Waste not ... Pumpkin Tom Hunt
I practise a style of cooking that
I call root to fruit. It’s a sustainability philosophy designed to make the most of the ingredients I cook, and to waste nothing. It’s a step on from nose-to-tail eating (ie using the whole animal), and a lot easier to follow. By cooking this way, we get more from our food: more nutrients, more flavour and, perhaps most excitingly, more pleasure. This column is written in that spirit, not just about saving money, but about respecting ingredients and the resources that went into growing them.
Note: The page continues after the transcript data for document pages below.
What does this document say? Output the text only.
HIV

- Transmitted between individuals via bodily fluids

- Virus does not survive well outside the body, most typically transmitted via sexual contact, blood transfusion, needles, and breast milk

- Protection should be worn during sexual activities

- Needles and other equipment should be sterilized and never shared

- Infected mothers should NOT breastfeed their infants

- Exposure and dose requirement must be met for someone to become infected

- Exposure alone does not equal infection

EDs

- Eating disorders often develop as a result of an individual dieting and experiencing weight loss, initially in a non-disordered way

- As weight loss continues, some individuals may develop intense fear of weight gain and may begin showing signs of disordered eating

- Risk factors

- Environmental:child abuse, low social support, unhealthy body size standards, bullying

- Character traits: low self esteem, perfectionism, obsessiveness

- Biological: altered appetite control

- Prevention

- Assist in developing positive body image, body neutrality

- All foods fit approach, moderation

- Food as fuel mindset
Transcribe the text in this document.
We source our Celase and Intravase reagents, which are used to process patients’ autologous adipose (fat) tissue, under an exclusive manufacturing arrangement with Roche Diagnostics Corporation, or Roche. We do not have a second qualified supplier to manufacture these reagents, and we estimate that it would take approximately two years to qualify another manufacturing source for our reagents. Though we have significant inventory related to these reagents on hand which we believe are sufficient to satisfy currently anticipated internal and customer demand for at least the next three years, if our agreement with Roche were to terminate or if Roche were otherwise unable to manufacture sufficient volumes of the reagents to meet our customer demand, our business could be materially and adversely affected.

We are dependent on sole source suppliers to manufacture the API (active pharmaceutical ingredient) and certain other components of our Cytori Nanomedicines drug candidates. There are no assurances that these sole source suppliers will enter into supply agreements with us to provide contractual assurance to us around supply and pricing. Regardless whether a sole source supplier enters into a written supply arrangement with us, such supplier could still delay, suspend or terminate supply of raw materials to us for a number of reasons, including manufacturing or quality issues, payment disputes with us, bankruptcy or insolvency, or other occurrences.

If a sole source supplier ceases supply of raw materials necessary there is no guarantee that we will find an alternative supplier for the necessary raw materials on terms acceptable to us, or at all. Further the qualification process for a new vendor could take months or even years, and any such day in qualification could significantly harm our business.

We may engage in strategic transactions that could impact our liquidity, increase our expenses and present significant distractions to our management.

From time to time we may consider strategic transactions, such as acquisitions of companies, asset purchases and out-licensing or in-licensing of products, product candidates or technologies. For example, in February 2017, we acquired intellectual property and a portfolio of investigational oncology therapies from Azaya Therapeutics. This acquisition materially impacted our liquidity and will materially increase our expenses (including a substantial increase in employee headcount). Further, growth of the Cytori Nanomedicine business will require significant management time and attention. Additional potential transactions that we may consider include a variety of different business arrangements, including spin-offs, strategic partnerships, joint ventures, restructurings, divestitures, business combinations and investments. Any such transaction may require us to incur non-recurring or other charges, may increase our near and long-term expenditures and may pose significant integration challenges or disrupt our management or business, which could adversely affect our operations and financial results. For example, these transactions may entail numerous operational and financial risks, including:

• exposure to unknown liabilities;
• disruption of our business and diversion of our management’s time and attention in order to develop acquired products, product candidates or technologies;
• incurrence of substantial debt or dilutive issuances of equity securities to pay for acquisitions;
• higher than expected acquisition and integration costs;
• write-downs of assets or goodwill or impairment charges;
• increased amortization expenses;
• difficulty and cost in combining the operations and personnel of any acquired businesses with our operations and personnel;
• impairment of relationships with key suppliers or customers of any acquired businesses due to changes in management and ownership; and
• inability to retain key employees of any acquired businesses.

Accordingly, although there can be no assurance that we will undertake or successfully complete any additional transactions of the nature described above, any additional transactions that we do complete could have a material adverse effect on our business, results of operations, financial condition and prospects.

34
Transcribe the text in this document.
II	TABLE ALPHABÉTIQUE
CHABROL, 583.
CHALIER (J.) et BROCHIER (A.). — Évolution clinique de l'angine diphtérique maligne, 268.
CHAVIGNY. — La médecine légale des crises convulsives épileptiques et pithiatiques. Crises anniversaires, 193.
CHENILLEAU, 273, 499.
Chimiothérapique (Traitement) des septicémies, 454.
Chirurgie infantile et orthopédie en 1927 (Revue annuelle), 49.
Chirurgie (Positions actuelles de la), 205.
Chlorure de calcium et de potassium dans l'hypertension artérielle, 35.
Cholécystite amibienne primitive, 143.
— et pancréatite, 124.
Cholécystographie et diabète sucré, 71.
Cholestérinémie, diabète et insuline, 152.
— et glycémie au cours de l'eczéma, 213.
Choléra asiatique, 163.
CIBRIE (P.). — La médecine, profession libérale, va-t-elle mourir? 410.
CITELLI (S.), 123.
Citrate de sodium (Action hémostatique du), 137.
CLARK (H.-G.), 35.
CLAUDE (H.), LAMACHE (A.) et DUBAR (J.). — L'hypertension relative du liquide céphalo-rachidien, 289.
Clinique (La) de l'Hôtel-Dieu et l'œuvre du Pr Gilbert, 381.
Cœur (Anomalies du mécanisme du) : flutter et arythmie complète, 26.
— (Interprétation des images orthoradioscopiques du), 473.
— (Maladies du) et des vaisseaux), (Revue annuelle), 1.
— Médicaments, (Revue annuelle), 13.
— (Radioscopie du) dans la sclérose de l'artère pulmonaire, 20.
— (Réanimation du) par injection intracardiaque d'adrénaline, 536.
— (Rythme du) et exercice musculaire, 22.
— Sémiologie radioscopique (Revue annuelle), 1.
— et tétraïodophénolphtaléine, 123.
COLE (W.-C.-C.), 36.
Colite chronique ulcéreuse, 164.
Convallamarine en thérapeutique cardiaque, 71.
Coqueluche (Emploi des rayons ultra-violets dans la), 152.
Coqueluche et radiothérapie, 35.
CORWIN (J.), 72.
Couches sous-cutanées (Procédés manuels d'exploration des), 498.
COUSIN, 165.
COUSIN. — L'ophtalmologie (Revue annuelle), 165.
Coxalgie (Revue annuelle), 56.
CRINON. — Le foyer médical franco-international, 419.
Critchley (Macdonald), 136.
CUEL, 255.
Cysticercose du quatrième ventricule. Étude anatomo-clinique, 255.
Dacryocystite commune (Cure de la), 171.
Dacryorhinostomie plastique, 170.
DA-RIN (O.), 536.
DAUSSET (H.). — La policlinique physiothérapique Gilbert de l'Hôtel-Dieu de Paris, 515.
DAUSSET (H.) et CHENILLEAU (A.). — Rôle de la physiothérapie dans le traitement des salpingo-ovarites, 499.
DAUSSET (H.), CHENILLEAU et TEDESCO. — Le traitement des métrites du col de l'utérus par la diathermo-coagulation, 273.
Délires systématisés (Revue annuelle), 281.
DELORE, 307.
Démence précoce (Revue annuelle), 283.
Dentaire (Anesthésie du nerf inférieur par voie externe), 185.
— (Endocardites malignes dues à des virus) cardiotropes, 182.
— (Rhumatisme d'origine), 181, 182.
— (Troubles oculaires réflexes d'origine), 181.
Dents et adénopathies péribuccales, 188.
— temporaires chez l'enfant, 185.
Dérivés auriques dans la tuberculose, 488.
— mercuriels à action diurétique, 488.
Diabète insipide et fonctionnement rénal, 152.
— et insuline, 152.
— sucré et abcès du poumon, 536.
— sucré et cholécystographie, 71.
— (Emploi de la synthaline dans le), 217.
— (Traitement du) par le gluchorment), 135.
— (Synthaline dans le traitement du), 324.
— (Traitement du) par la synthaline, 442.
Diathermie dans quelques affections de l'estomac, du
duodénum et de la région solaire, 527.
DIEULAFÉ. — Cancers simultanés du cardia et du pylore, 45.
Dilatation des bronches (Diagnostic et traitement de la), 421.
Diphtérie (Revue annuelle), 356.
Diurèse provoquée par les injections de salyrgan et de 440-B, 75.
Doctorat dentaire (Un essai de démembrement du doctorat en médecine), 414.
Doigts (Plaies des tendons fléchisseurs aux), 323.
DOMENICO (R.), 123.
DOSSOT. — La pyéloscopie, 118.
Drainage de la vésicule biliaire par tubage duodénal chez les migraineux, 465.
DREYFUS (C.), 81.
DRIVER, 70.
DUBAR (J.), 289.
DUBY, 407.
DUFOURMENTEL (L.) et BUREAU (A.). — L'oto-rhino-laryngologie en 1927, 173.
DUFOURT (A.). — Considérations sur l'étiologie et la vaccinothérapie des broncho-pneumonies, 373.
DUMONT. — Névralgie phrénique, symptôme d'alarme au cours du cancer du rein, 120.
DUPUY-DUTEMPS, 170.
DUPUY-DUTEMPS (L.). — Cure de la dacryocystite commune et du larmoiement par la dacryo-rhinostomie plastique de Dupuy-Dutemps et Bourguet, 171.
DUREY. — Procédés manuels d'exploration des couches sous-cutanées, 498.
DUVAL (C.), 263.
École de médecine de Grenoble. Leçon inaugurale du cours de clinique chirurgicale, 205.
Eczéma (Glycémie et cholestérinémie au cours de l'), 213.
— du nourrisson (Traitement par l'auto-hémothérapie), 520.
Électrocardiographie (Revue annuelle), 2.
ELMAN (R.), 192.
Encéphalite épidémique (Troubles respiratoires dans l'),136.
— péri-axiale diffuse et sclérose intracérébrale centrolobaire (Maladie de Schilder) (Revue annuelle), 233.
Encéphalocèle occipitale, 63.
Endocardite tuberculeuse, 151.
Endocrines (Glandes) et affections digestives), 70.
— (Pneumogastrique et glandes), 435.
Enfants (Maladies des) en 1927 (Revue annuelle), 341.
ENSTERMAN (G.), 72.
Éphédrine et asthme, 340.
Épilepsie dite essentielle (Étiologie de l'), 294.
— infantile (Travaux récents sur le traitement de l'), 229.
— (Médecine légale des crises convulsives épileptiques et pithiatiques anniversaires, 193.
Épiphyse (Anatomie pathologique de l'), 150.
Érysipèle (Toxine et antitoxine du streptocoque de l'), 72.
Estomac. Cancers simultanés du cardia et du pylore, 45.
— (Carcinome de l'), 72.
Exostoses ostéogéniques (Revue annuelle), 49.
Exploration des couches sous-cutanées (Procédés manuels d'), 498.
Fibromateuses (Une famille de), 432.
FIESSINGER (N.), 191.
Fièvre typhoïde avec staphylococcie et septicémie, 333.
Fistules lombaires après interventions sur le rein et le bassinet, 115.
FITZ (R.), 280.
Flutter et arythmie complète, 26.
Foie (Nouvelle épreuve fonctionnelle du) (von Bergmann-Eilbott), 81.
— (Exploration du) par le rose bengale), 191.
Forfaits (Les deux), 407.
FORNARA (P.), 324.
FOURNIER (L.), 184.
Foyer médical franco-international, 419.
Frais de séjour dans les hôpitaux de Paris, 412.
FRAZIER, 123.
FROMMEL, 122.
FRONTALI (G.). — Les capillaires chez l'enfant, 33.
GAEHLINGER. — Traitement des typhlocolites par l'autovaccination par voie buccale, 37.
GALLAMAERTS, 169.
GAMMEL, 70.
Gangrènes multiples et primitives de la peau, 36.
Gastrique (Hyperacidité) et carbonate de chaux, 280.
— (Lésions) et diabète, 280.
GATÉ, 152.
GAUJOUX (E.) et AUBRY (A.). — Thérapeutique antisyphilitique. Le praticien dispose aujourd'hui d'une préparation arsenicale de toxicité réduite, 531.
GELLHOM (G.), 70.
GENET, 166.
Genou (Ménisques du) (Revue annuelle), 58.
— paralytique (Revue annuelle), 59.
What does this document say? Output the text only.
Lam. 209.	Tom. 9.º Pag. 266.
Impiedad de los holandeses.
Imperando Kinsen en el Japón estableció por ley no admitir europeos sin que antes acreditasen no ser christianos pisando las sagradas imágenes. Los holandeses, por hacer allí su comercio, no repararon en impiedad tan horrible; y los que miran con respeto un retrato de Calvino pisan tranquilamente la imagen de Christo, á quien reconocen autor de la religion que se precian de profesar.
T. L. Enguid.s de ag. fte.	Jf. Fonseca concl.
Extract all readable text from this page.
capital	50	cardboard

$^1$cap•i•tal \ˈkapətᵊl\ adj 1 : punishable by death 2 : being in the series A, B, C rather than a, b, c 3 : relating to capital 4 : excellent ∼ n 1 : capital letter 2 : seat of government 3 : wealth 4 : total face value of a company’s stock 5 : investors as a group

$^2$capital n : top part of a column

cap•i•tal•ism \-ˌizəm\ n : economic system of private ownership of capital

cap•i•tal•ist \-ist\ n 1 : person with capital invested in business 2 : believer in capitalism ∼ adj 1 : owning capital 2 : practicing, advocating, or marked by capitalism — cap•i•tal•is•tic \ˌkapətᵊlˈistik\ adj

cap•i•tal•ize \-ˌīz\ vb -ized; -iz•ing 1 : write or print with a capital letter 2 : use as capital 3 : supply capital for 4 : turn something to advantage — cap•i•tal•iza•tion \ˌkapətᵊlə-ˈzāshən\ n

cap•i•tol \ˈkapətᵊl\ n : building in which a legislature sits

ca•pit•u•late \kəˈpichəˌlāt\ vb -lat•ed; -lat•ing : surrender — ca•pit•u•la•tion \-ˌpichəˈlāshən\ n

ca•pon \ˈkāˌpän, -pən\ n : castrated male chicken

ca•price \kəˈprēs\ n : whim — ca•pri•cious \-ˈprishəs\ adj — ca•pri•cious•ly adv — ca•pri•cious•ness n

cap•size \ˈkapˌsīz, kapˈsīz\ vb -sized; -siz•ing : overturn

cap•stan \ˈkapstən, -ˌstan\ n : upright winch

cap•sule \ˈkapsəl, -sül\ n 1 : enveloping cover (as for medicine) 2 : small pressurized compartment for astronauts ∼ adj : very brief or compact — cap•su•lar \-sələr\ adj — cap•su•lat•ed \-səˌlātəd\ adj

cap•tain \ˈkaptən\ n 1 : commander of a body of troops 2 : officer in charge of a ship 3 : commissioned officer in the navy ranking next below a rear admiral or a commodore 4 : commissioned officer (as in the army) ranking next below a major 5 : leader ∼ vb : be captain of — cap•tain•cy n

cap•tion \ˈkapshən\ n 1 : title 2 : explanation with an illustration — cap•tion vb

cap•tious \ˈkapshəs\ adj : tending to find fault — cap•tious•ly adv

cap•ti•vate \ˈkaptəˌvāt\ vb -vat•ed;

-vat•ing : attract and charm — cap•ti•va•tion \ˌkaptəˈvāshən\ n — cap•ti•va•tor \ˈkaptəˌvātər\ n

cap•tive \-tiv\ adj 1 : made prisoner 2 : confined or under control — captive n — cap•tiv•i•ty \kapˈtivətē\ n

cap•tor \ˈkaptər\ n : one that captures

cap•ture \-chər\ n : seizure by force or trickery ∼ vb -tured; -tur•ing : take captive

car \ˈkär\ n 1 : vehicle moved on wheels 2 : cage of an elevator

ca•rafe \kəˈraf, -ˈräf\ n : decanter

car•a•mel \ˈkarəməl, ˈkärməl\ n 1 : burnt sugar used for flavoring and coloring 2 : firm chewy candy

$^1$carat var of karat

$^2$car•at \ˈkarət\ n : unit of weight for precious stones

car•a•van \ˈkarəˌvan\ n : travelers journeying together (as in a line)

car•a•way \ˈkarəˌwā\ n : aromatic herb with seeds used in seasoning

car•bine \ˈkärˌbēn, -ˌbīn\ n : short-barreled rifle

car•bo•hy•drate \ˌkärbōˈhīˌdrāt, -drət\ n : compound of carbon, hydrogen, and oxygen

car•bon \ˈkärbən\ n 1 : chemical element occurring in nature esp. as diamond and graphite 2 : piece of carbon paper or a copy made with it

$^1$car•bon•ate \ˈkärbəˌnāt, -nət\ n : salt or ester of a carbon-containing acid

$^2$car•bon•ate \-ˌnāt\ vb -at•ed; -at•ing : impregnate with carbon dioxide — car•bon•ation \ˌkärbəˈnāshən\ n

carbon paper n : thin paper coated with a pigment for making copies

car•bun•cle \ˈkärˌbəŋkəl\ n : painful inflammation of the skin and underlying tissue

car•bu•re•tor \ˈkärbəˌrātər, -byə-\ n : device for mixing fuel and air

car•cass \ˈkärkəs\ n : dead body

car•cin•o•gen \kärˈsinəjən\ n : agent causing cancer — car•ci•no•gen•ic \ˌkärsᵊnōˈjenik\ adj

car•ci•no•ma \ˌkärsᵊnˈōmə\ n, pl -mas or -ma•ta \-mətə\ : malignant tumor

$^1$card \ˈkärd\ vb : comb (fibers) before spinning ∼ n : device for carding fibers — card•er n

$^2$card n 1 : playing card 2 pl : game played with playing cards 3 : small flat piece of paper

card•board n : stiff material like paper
Along the way, this approach has led me to discover new techniques, ingredients and recipes, including this pumpkin seed salt, an umami-rich condiment made from pumpkin innards, which are usually discarded. As strange as it may sound, I had been looking for a way to cook pumpkin guts for years, until I came across this traditional Mexican recipe. More recently, I found out that Amass, a Michelinstarred restaurant in Copenhagen renowned for its zero-waste approach, also makes pumpkin seed powder, though they ferment the mixture before roasting it for an extra umami hit.
Pumpkin seed salt
Remove the innards from one pumpkin, including the seeds and stringy bits of flesh, then spread out on a baking tray and roast at 180C/350F/gas 4 for 35-45 minutes, until completely dried out and beginning to brown. Leave to cool, then blend with salt to taste. Use to season vegetables, soups and stews, or as a rub for meat.